Snow falls on a family as it struggles to overcome a hidden and tormented past. Don’t all families have struggles and skeletons in the closet?

“Turning Paige” stars rising starlet Katharine Isabelle (Ginger Snaps) as the film’s title character Paige. Paige has had to absorb some new responsibilities in her life after the death of her mother.

Paige’s deepest passion is her writing. Her father (Nicholas Campbell of TV’s DaVinci’s Inquest) is having his share of problems too.

The secrets buried within the family are reawakened when Paige’s older brother, Trevor (Phillip Dewilde) returns. Trevor shakes the foundation of the family forever.

“Turning Paige” covers a lot of previously seen areas in motion pictures. The struggling family unit crippled by its own skeletons is nothing very new. The father who is a drunk and is watching his family slip away is something I have seen many a time. Or even the dreaming teenage girl who wants to escape her world for bigger and brighter things. The hardest element of “Turning Paige” is that it’s just so hard to watch at times.

For me it was that I was never sure for a moment if I could watch every single frame of the film. The thing that drove me to watch the whole film was the performance by Katharine Isabelle because she is a magnet for celluloid. This young woman oozes raw talent and acts way beyond her young vibrant age.

I loved her performance and how she really seemed to meld well with the struggling persona of Paige. The problem was that she out-acted everyone around her and made me realize how many times I had seen other films and specials like this plot before.

I enjoyed how the writers brought in Paige’s teacher to clarify her writing and how the teacher would ask Paige about the events in the writing and how they related to her real-life. Paige would just exclaim, “It’s all made-up” when as an audience member you know that the writing does in fact accent some of her struggles. For me the most memorable scenes were the ones between Paige and her teacher.

In other scenes between Paige and the other cast members where Paige was an emotional wreck made me squirm in my seat. When she would act with raw emotion it seems like the snowy celluloid world around her dissolved into a puddle at her feet. I almost felt helpless and abused by the experience.
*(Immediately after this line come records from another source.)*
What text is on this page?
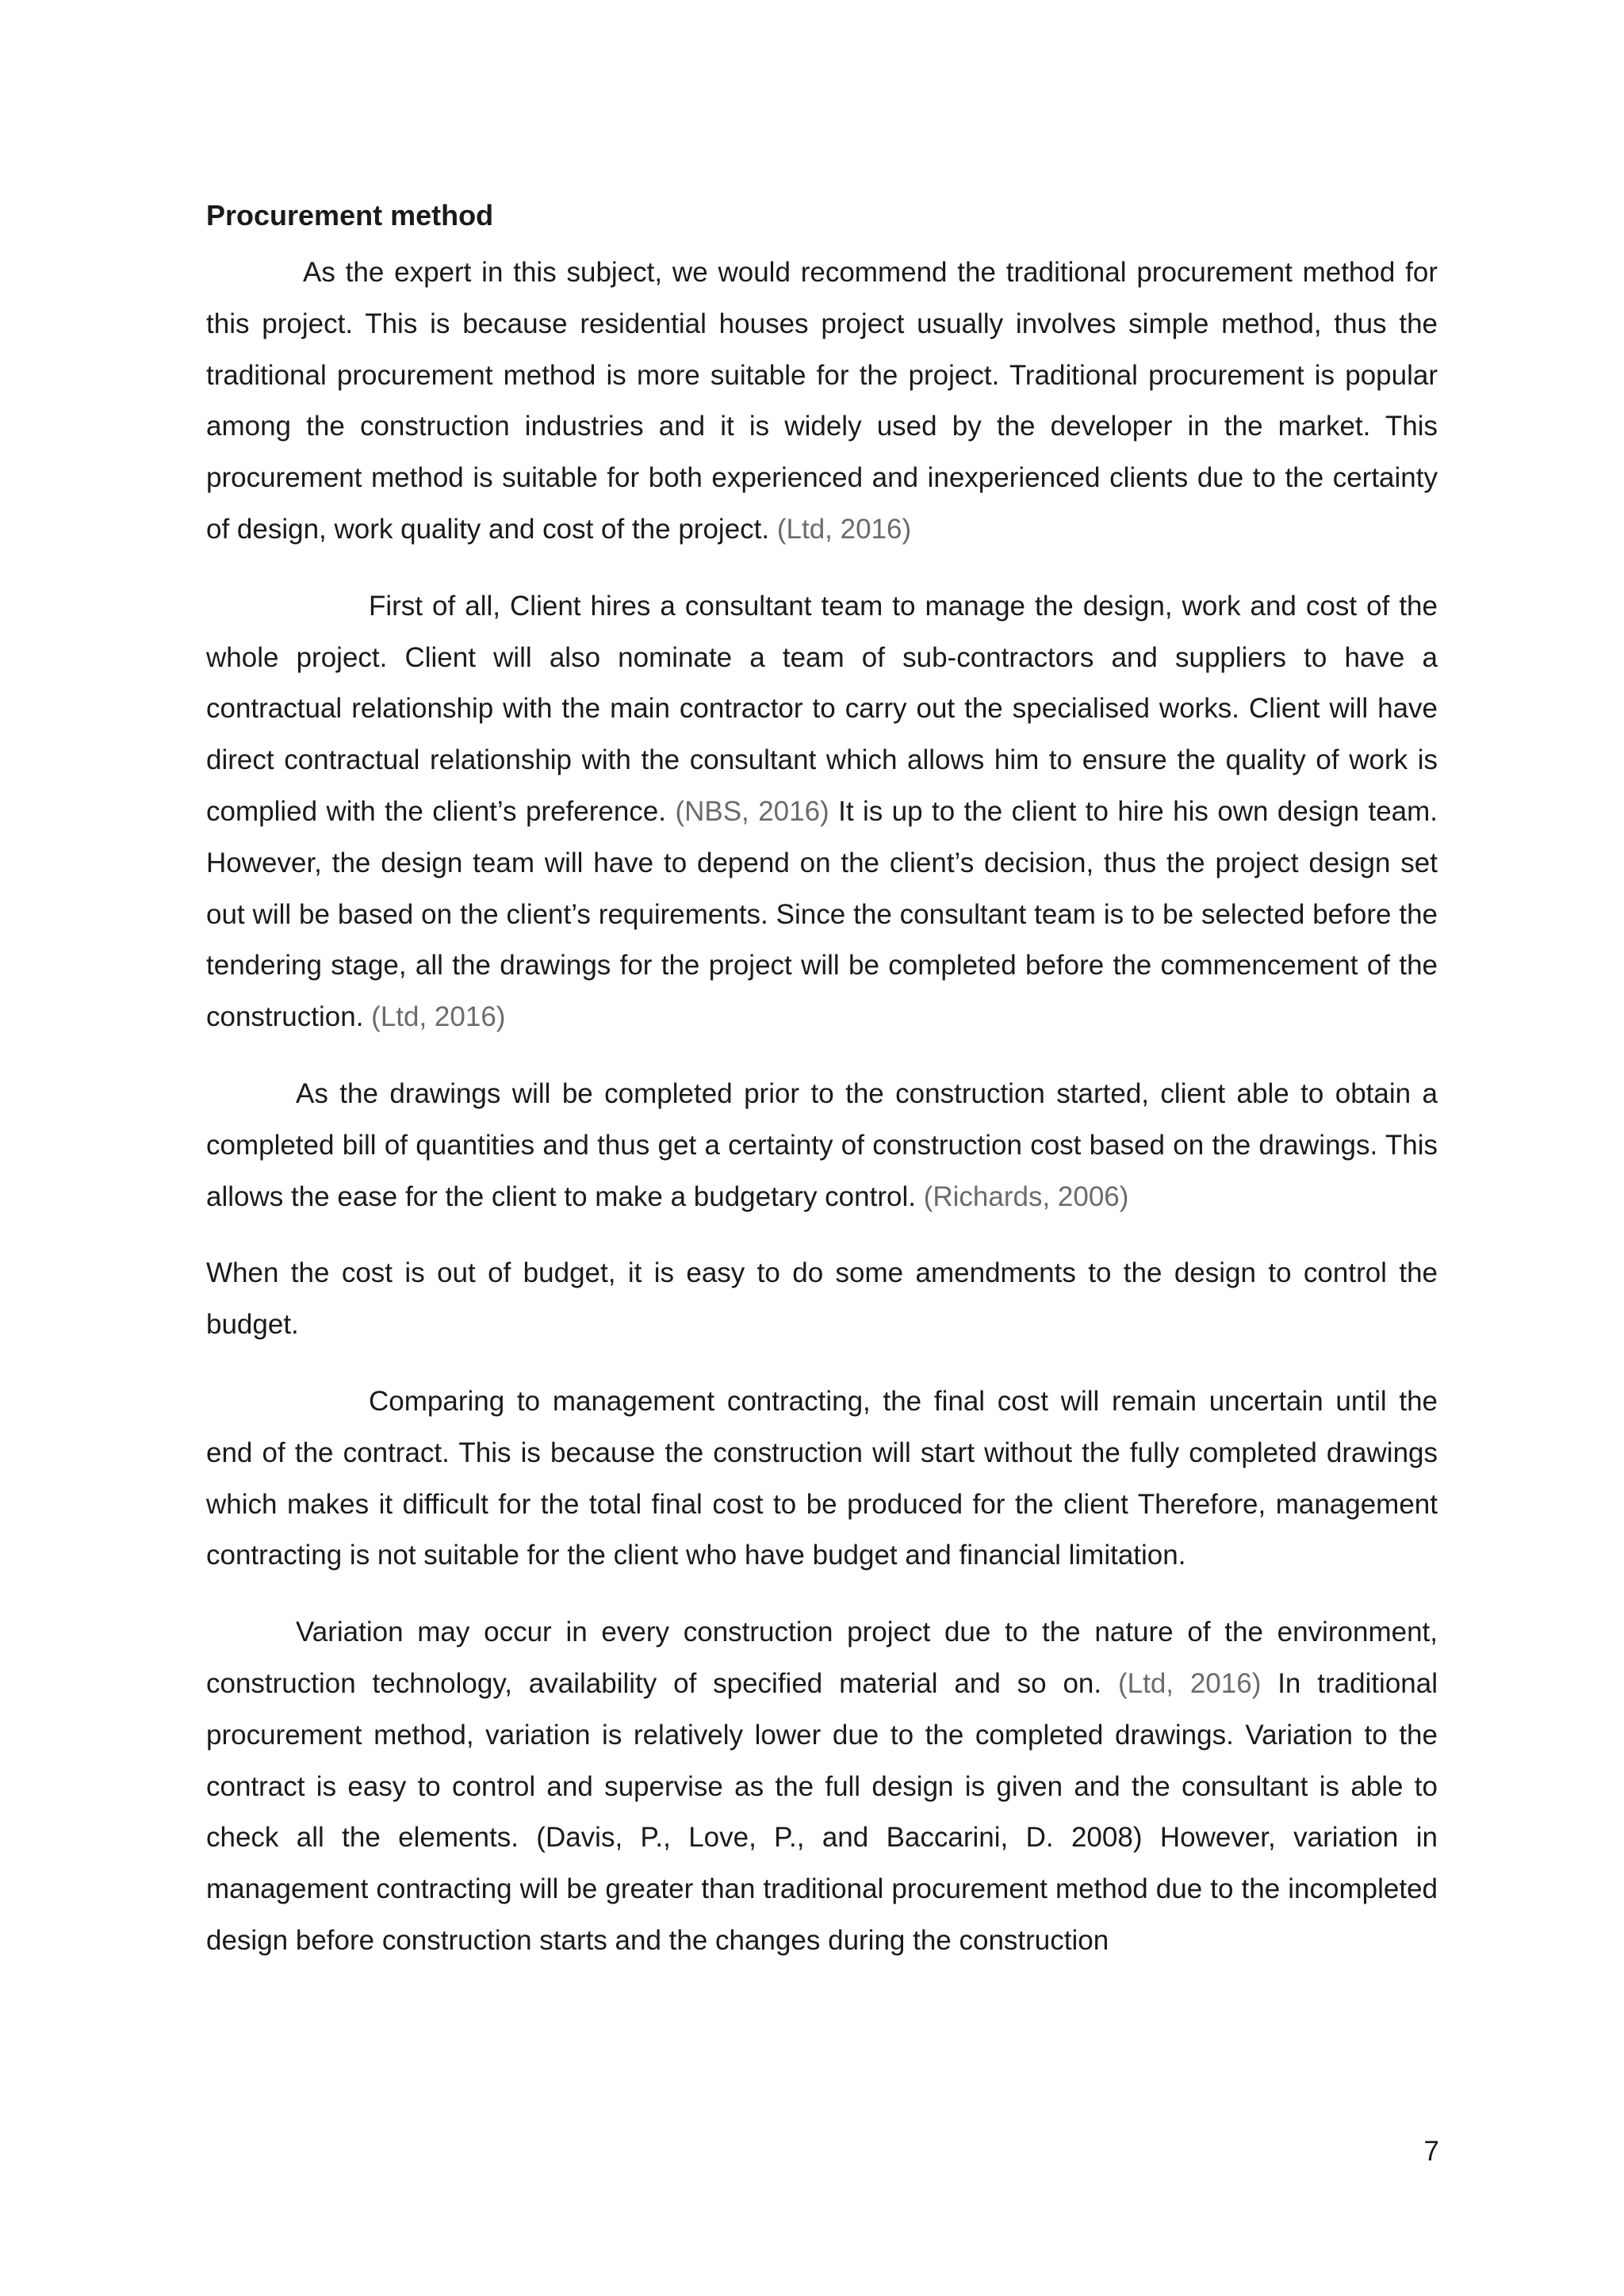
Procurement method

As the expert in this subject, we would recommend the traditional procurement method for this project. This is because residential houses project usually involves simple method, thus the traditional procurement method is more suitable for the project. Traditional procurement is popular among the construction industries and it is widely used by the developer in the market. This procurement method is suitable for both experienced and inexperienced clients due to the certainty of design, work quality and cost of the project. (Ltd, 2016)

First of all, Client hires a consultant team to manage the design, work and cost of the whole project. Client will also nominate a team of sub-contractors and suppliers to have a contractual relationship with the main contractor to carry out the specialised works. Client will have direct contractual relationship with the consultant which allows him to ensure the quality of work is complied with the client’s preference. (NBS, 2016) It is up to the client to hire his own design team. However, the design team will have to depend on the client’s decision, thus the project design set out will be based on the client’s requirements. Since the consultant team is to be selected before the tendering stage, all the drawings for the project will be completed before the commencement of the construction. (Ltd, 2016)

As the drawings will be completed prior to the construction started, client able to obtain a completed bill of quantities and thus get a certainty of construction cost based on the drawings. This allows the ease for the client to make a budgetary control. (Richards, 2006)

When the cost is out of budget, it is easy to do some amendments to the design to control the budget.

Comparing to management contracting, the final cost will remain uncertain until the end of the contract. This is because the construction will start without the fully completed drawings which makes it difficult for the total final cost to be produced for the client Therefore, management contracting is not suitable for the client who have budget and financial limitation.

Variation may occur in every construction project due to the nature of the environment, construction technology, availability of specified material and so on. (Ltd, 2016) In traditional procurement method, variation is relatively lower due to the completed drawings. Variation to the contract is easy to control and supervise as the full design is given and the consultant is able to check all the elements. (Davis, P., Love, P., and Baccarini, D. 2008) However, variation in management contracting will be greater than traditional procurement method due to the incompleted design before construction starts and the changes during the construction

7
The best way I can describe the elements tangled within “Turning Paige” is an “after-school special” overshadowed by a wondrous new upstart. In 2001, CTV released a film called “Lucky Girl” where another young starlet named Elisha Cuthbert (who now stars in Fox’s “24”) did exactly what Katharine Isabelle does in this film.
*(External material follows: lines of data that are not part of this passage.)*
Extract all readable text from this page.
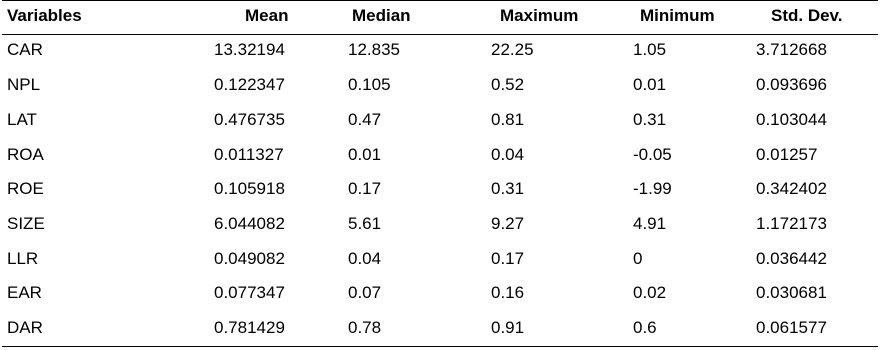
Variables	Mean	Median	Maximum	Minimum	Std. Dev.
CAR	13.32194	12.835	22.25	1.05	3.712668
NPL	0.122347	0.105	0.52	0.01	0.093696
LAT	0.476735	0.47	0.81	0.31	0.103044
ROA	0.011327	0.01	0.04	-0.05	0.01257
ROE	0.105918	0.17	0.31	-1.99	0.342402
SIZE	6.044082	5.61	9.27	4.91	1.172173
LLR	0.049082	0.04	0.17	0	0.036442
EAR	0.077347	0.07	0.16	0.02	0.030681
DAR	0.781429	0.78	0.91	0.6	0.061577
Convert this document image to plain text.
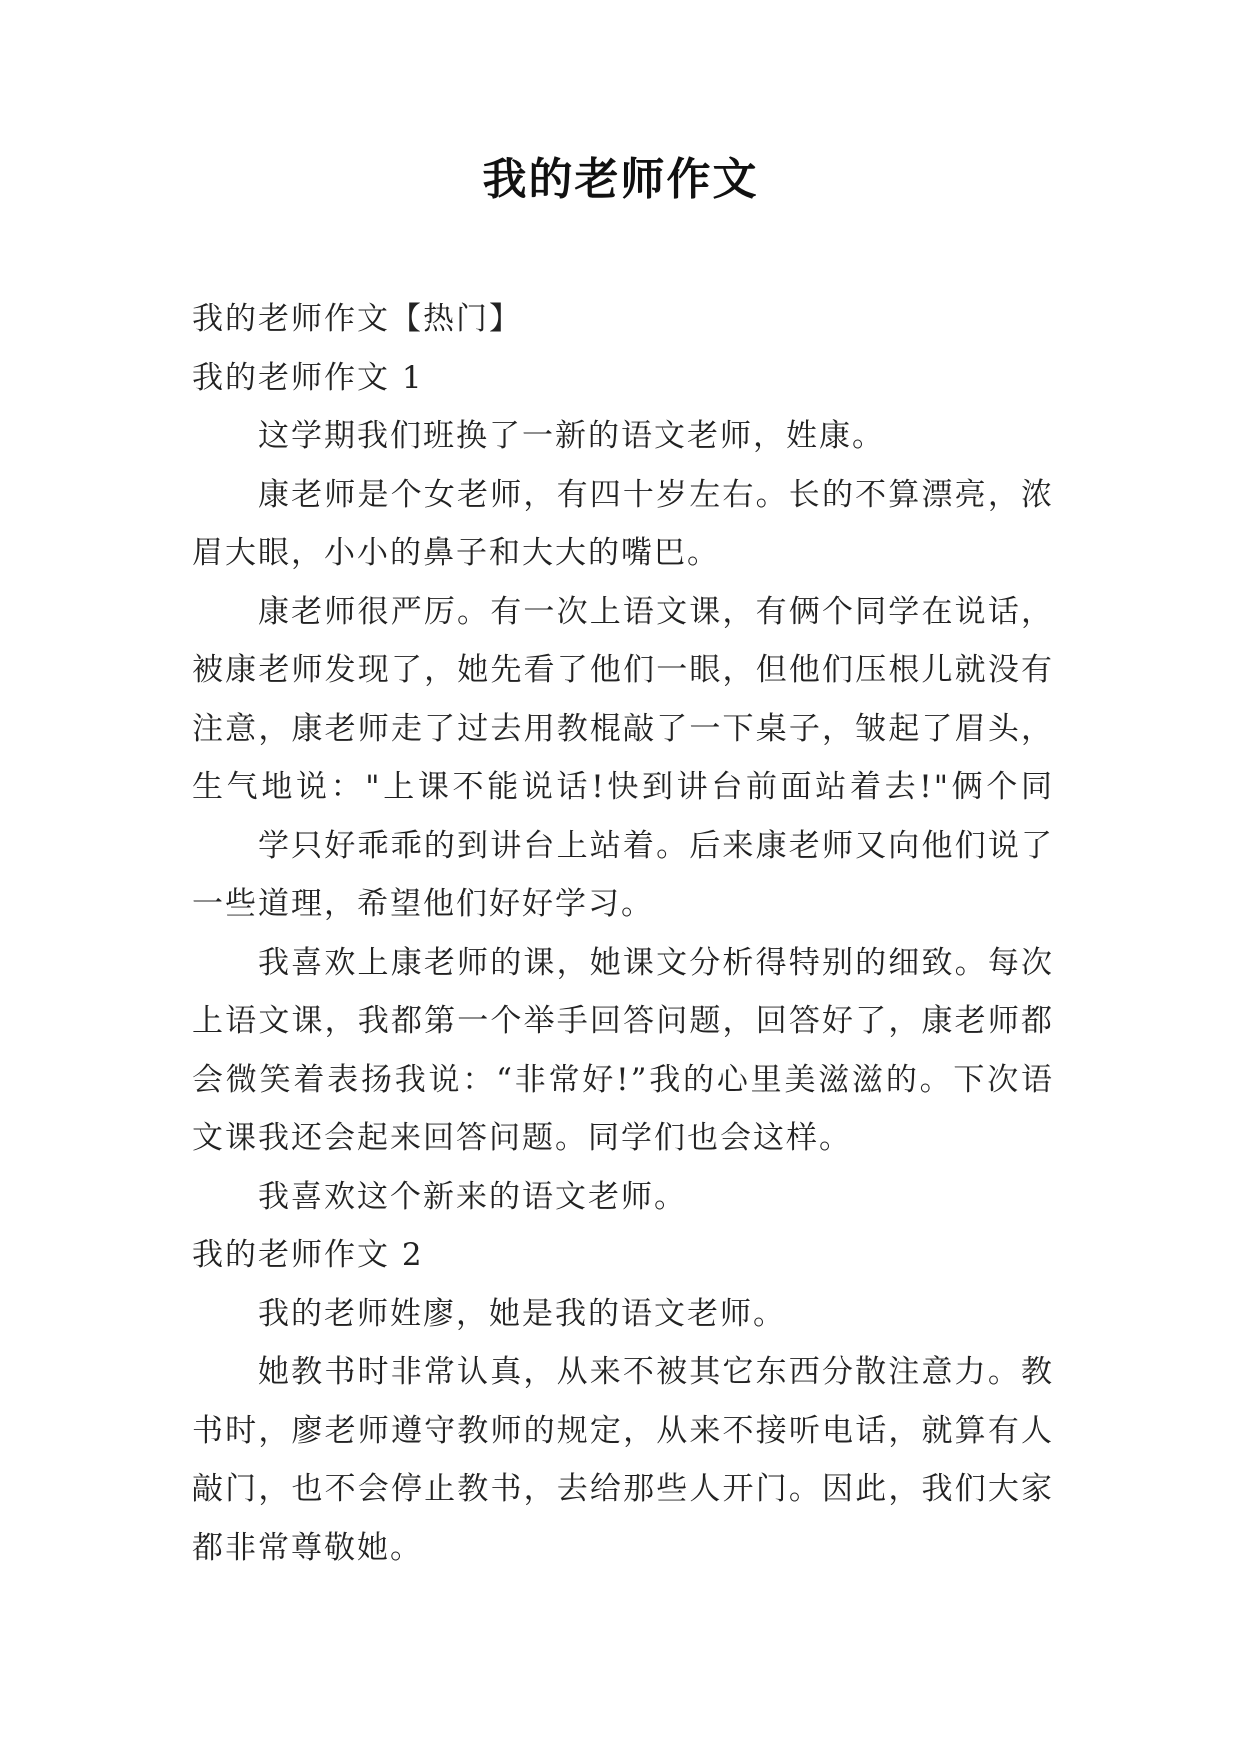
我的老师作文
我的老师作文【热门】
我的老师作文 1
这学期我们班换了一新的语文老师，姓康。
康老师是个女老师，有四十岁左右。长的不算漂亮，浓
眉大眼，小小的鼻子和大大的嘴巴。
康老师很严厉。有一次上语文课，有俩个同学在说话，
被康老师发现了，她先看了他们一眼，但他们压根儿就没有
注意，康老师走了过去用教棍敲了一下桌子，皱起了眉头，
生气地说："上课不能说话!快到讲台前面站着去!"俩个同
学只好乖乖的到讲台上站着。后来康老师又向他们说了
一些道理，希望他们好好学习。
我喜欢上康老师的课，她课文分析得特别的细致。每次
上语文课，我都第一个举手回答问题，回答好了，康老师都
会微笑着表扬我说：“非常好!”我的心里美滋滋的。下次语
文课我还会起来回答问题。同学们也会这样。
我喜欢这个新来的语文老师。
我的老师作文 2
我的老师姓廖，她是我的语文老师。
她教书时非常认真，从来不被其它东西分散注意力。教
书时，廖老师遵守教师的规定，从来不接听电话，就算有人
敲门，也不会停止教书，去给那些人开门。因此，我们大家
都非常尊敬她。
Cuthbert was so convincing in “Lucky Girl” that the actors around her were pale in comparison. I have to praise Isabelle for doing the over-shadowing in “Turning Paige” but when something is that raw and real it makes you look at what is around the performance.
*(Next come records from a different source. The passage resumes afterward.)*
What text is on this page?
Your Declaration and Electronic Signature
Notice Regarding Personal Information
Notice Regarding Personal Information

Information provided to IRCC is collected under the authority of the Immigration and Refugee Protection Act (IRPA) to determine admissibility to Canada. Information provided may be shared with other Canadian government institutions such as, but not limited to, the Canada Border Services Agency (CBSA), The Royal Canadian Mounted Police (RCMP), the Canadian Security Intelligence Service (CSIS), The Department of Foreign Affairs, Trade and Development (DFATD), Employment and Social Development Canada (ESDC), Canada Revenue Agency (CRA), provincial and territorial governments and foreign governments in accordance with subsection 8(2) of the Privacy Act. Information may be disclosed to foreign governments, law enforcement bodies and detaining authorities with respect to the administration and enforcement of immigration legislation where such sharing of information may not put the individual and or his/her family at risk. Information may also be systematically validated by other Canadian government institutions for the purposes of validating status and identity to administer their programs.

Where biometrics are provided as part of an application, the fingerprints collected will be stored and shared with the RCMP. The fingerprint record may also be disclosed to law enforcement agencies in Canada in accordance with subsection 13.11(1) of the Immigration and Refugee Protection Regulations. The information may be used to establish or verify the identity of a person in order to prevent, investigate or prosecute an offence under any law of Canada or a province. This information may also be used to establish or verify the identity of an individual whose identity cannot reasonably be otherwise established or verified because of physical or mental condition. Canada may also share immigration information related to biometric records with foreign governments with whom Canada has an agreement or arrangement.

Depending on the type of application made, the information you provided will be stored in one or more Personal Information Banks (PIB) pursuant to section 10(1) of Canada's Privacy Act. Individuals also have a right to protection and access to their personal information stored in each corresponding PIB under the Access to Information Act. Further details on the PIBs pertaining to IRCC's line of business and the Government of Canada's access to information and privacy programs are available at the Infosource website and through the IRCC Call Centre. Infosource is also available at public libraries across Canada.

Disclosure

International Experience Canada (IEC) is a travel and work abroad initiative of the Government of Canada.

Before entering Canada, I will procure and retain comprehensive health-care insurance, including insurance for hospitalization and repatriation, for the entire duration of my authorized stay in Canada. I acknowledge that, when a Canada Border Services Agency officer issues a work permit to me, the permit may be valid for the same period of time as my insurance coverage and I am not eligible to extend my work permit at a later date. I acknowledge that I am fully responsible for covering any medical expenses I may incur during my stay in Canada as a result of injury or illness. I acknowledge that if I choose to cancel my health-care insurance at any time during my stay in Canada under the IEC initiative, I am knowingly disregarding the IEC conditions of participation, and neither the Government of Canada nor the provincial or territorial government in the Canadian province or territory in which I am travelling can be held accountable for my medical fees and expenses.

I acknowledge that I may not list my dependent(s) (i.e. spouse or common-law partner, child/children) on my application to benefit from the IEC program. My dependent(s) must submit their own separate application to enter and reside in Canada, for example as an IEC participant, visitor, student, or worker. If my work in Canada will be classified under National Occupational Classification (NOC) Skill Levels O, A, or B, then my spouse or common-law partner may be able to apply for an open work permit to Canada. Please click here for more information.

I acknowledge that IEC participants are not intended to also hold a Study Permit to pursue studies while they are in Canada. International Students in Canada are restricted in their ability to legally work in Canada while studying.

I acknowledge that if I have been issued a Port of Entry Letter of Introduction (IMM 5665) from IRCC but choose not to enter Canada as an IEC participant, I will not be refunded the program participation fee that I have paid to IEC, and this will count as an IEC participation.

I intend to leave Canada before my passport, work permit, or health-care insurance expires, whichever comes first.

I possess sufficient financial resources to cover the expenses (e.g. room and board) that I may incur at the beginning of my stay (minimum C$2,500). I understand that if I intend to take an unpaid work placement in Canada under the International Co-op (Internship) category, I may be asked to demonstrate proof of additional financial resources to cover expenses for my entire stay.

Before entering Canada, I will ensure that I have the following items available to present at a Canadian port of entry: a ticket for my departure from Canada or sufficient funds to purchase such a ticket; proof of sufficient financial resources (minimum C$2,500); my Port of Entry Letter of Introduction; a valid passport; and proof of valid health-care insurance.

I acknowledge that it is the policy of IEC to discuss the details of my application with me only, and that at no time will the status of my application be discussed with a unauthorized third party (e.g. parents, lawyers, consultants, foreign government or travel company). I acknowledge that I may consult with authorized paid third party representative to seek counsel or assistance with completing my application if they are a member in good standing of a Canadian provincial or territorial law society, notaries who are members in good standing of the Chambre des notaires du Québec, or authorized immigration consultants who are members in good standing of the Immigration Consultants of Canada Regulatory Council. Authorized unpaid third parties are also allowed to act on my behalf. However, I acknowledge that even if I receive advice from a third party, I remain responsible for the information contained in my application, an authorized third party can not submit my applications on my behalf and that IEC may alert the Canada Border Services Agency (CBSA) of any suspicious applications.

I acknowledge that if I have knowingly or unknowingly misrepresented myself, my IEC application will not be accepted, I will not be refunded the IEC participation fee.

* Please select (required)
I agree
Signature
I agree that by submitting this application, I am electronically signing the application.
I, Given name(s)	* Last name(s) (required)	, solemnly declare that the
Another example of this was in last year’s “Mulholland Drive” where the two lead actresses took over the film and allowed audiences to see the obvious flaws around them.

I loved the showcase performance housed within this snowy drama even if I couldn’t handle some of its reality. I enjoyed how the seasons influenced some of the emotions being felt by the cast. But I just couldn’t overcome that I had seen these elements before.

(3 out of 5)

So Says the Soothsayer.

One thought on “Retro Review: Turning Paige

  1. So many articles about the film… But NO DVD releases!! People put millions of $ in stupid borring film productions, but they can’t even release one of the greatest Canadian film with the most amazing performances by Canadian actors.